Amazon Redshift at a glance

Amazon Redshift at a glance

I'll try to give in points a very short overview about Amazon Redshift. This is based on my understanding of available AWS documentations.

Introduction

Amazon Redshift is a managed data warehouse database service. It is optimized for complex analytical queries working with large amounts of data in multiple-stage operations.

It is based on a modified version of PostgreSQL 8.0.2 to add the following features:

  • Parallel processing
  • Columnar data storage
  • Efficient data compression

An Amazon Redshift cluster is composed of a Leader Node and one or more Compute Nodes. Each Compute Node is further divided into Node Slices. The number and type of Compute Nodes is managed by the user and determines the compute and storage capacity of the cluster.

The client communicates only with the Leader Node which distributes the tasks into the Node Slices, and then aggregates the results before returning to the client.

Amazon Redshift supports workload management by assigning different priorities to running queries. The user can define up to 8 custom query queues.

Service type

Server-based: you have to specify the number and type of the nodes (servers) that are serving Redshift cluster.
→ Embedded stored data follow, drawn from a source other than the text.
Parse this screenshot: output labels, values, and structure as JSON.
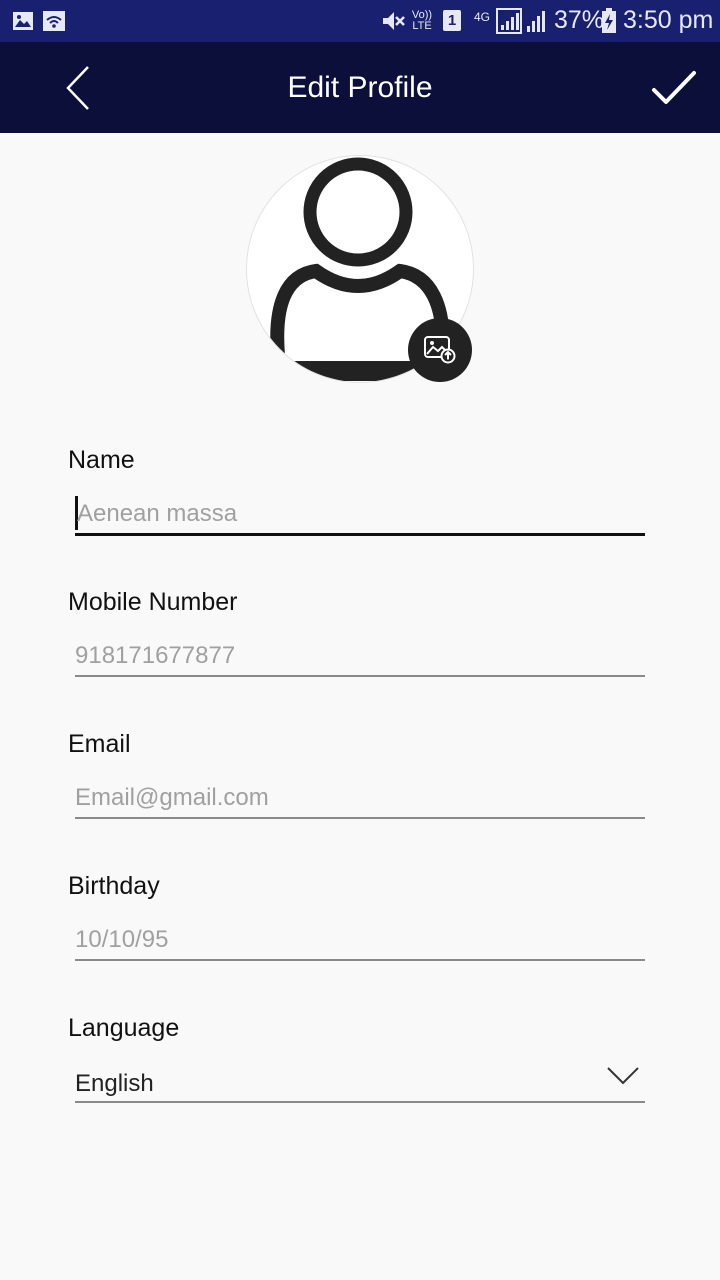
{
  "status_bar": {
    "battery": "37%",
    "time": "3:50 pm",
    "network_type": "4G",
    "volte": "Vo)) LTE",
    "sim_slot": "1"
  },
  "app_bar": {
    "title": "Edit Profile",
    "back_icon": "chevron-left-icon",
    "done_icon": "checkmark-icon"
  },
  "avatar": {
    "icon": "user-placeholder-icon",
    "upload_icon": "image-upload-icon"
  },
  "form": {
    "name": {
      "label": "Name",
      "placeholder": "Aenean massa",
      "value": ""
    },
    "mobile": {
      "label": "Mobile Number",
      "placeholder": "918171677877",
      "value": ""
    },
    "email": {
      "label": "Email",
      "placeholder": "Email@gmail.com",
      "value": ""
    },
    "birthday": {
      "label": "Birthday",
      "placeholder": "10/10/95",
      "value": ""
    },
    "language": {
      "label": "Language",
      "value": "English"
    }
  },
  "colors": {
    "status_bar": "#1a2070",
    "app_bar": "#0b0f3a",
    "background": "#f9f9f9"
  }
}
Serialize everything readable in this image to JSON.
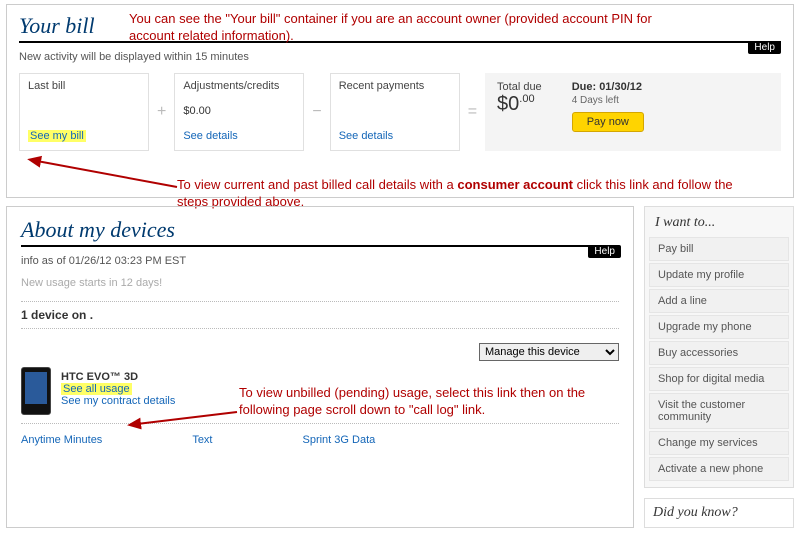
{
  "yourBill": {
    "title": "Your bill",
    "help": "Help",
    "newActivity": "New activity will be displayed within 15 minutes",
    "lastBill": {
      "label": "Last bill",
      "seeMyBill": "See my bill"
    },
    "adjustments": {
      "label": "Adjustments/credits",
      "amount": "$0.00",
      "seeDetails": "See details"
    },
    "recentPayments": {
      "label": "Recent payments",
      "seeDetails": "See details"
    },
    "totalDue": {
      "label": "Total due",
      "amount": "$0",
      "cents": ".00",
      "dueLabel": "Due: 01/30/12",
      "daysLeft": "4 Days left",
      "payNow": "Pay now"
    }
  },
  "annot": {
    "top": "You can see the \"Your bill\" container if you are an account owner (provided account PIN for account related information).",
    "mid1": "To view current and past billed call details with a ",
    "mid2": "consumer account",
    "mid3": " click this link and follow the steps provided above.",
    "bottom": "To view unbilled (pending) usage, select this link then on the following page scroll down to \"call log\" link."
  },
  "aboutDevices": {
    "title": "About my devices",
    "help": "Help",
    "infoAsOf": "info as of 01/26/12 03:23 PM EST",
    "newUsage": "New usage starts in 12 days!",
    "deviceCount": "1 device on .",
    "manageOption": "Manage this device",
    "device": {
      "name": "HTC EVO™ 3D",
      "seeAllUsage": "See all usage",
      "seeContract": "See my contract details"
    },
    "usageTabs": {
      "anytime": "Anytime Minutes",
      "text": "Text",
      "data": "Sprint 3G Data"
    }
  },
  "iWant": {
    "title": "I want to...",
    "items": [
      "Pay bill",
      "Update my profile",
      "Add a line",
      "Upgrade my phone",
      "Buy accessories",
      "Shop for digital media",
      "Visit the customer community",
      "Change my services",
      "Activate a new phone"
    ]
  },
  "didYouKnow": {
    "title": "Did you know?"
  }
}
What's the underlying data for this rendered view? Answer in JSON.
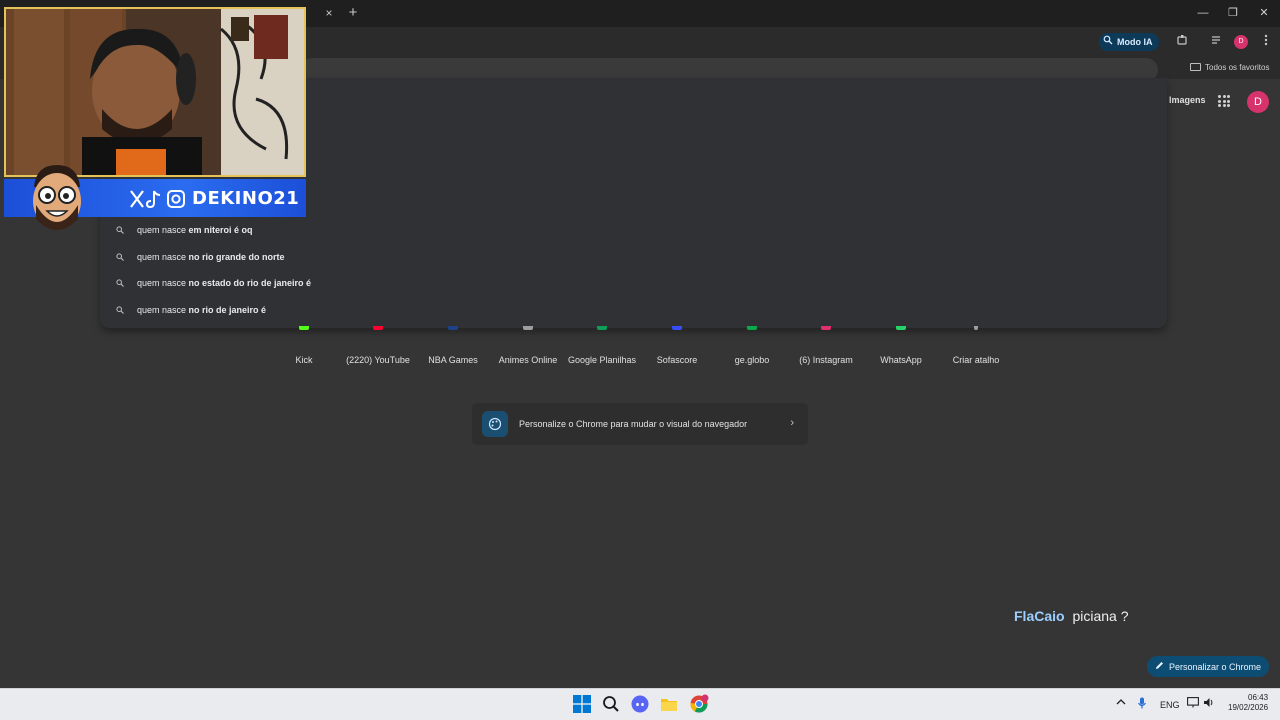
{
  "window": {
    "close_tab": "×",
    "new_tab": "+",
    "minimize": "—",
    "maximize": "❐",
    "close": "✕"
  },
  "toolbar": {
    "modo_ia_label": "Modo IA",
    "bookmarks_folder": "Todos os favoritos",
    "profile_initial": "D"
  },
  "google": {
    "images_link": "Imagens",
    "avatar_initial": "D"
  },
  "suggestions": [
    {
      "prefix": "quem nasce ",
      "completion": "em niteroi é oq"
    },
    {
      "prefix": "quem nasce ",
      "completion": "no rio grande do norte"
    },
    {
      "prefix": "quem nasce ",
      "completion": "no estado do rio de janeiro é"
    },
    {
      "prefix": "quem nasce ",
      "completion": "no rio de janeiro é"
    }
  ],
  "shortcuts": [
    {
      "label": "Kick",
      "color": "#53fc18"
    },
    {
      "label": "(2220) YouTube",
      "color": "#ff0033"
    },
    {
      "label": "NBA Games",
      "color": "#1d428a"
    },
    {
      "label": "Animes Online",
      "color": "#9e9e9e"
    },
    {
      "label": "Google Planilhas",
      "color": "#0f9d58"
    },
    {
      "label": "Sofascore",
      "color": "#374df5"
    },
    {
      "label": "ge.globo",
      "color": "#06aa48"
    },
    {
      "label": "(6) Instagram",
      "color": "#e1306c"
    },
    {
      "label": "WhatsApp",
      "color": "#25d366"
    },
    {
      "label": "Criar atalho",
      "color": "#9e9e9e"
    }
  ],
  "customize_card": {
    "text": "Personalize o Chrome para mudar o visual do navegador"
  },
  "overlay_message": {
    "name": "FlaCaio",
    "text": "piciana ?"
  },
  "personalize_button": {
    "label": "Personalizar o Chrome"
  },
  "webcam": {
    "handle": "DEKINO21"
  },
  "taskbar": {
    "language": "ENG",
    "time": "06:43",
    "date": "19/02/2026"
  },
  "colors": {
    "page_bg": "#353535",
    "accent_blue": "#0e4d73",
    "profile_pink": "#d6336c"
  }
}
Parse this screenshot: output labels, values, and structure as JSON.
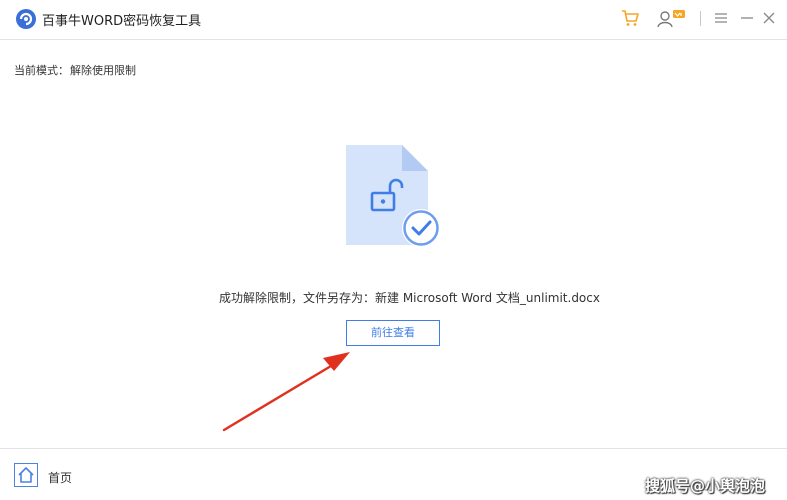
{
  "window": {
    "title": "百事牛WORD密码恢复工具",
    "icons": [
      "app-logo-icon",
      "cart-icon",
      "user-vip-icon",
      "menu-icon",
      "minimize-icon",
      "close-icon"
    ]
  },
  "mode": {
    "label": "当前模式：",
    "value": "解除使用限制"
  },
  "result": {
    "message": "成功解除限制，文件另存为：新建 Microsoft Word 文档_unlimit.docx",
    "button_label": "前往查看"
  },
  "footer": {
    "home_label": "首页"
  },
  "watermark": "搜狐号@小舆泡泡",
  "colors": {
    "accent": "#3f7ee8",
    "file_fill": "#d6e4fb",
    "cart": "#f5a623",
    "arrow": "#e0311f"
  }
}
How the service is accessed

Scalability and performance

  • Compute
    • Compute (read and write) load can be scaled by controlling the number of worker nodes and their type.
    • Read queries bursts can be scaled by enabling Concurrency Scaling, which uses one or more exra cluster that has access to current data. You are charged for the time these extra cluster(s) are used. Concurrency Scaling is enabled per query queue.
  • Storage
    • Storage depends on the number and type of compute nodes. So to scale storage, you need to change the type of the compute nodes or increase their count.
    • RA3 Node Types, storage is managed independently of the compute nodes.

Availability

  • Point-in-time backups are provided using automatic Amazon Redshift Snapshots.
  • Backup storage costs and recovery time can be reduced by marking transient tables as BACKUP NO during creation.
  • Amazon Redshift doesn't support multi-az configuration, so the cluster will not be available in case of outage of the used AZ.

Security

  • Management of the Redshift cluster is controlled by IAM
  • Optionally cluster data is encrypted in storage level (at rest)
  • Access to cluster data is protected at network level with VPC and security groups.
  • Access to cluster data is managed within the DB engine using the assigned privileges per users and groups.
  • DB user credentials can have the password stored within the DB engine, or a temporary password can be used using IAM integration.
  • SSL encryption for data in transient.

Integrations

  • S3: loading and saving multiple files with parallel processing
  • DynamoDB: parallel data loading from one DynamoDB table
  • SSH: Loading data from multiple hosts in parallel using SSH connections.
  • AWS Data Pipeline: moving data in or out of the Redshift cluster

Migration

Data Migration Service (DMS) can be used to migrate data from one of the DMS supported sources.

Service limitations

Pricing

The service is priced based on:

  • Number and type of nodes in the cluster. On demand per hour and reserved charging models are available
  • Concurrency Scaling is charged per second of actual usage. Concurrency Scaling clusters has the same number and type of the main cluster, so each is charged based on the number and type of nodes configured for the main cluster.
  • In case of RA3 nodes, storage is priced separately per GB-Month.
  • S3 standard rates apply to backup snapshots storage. Backup with size 100% of total cluster storage is free of charge.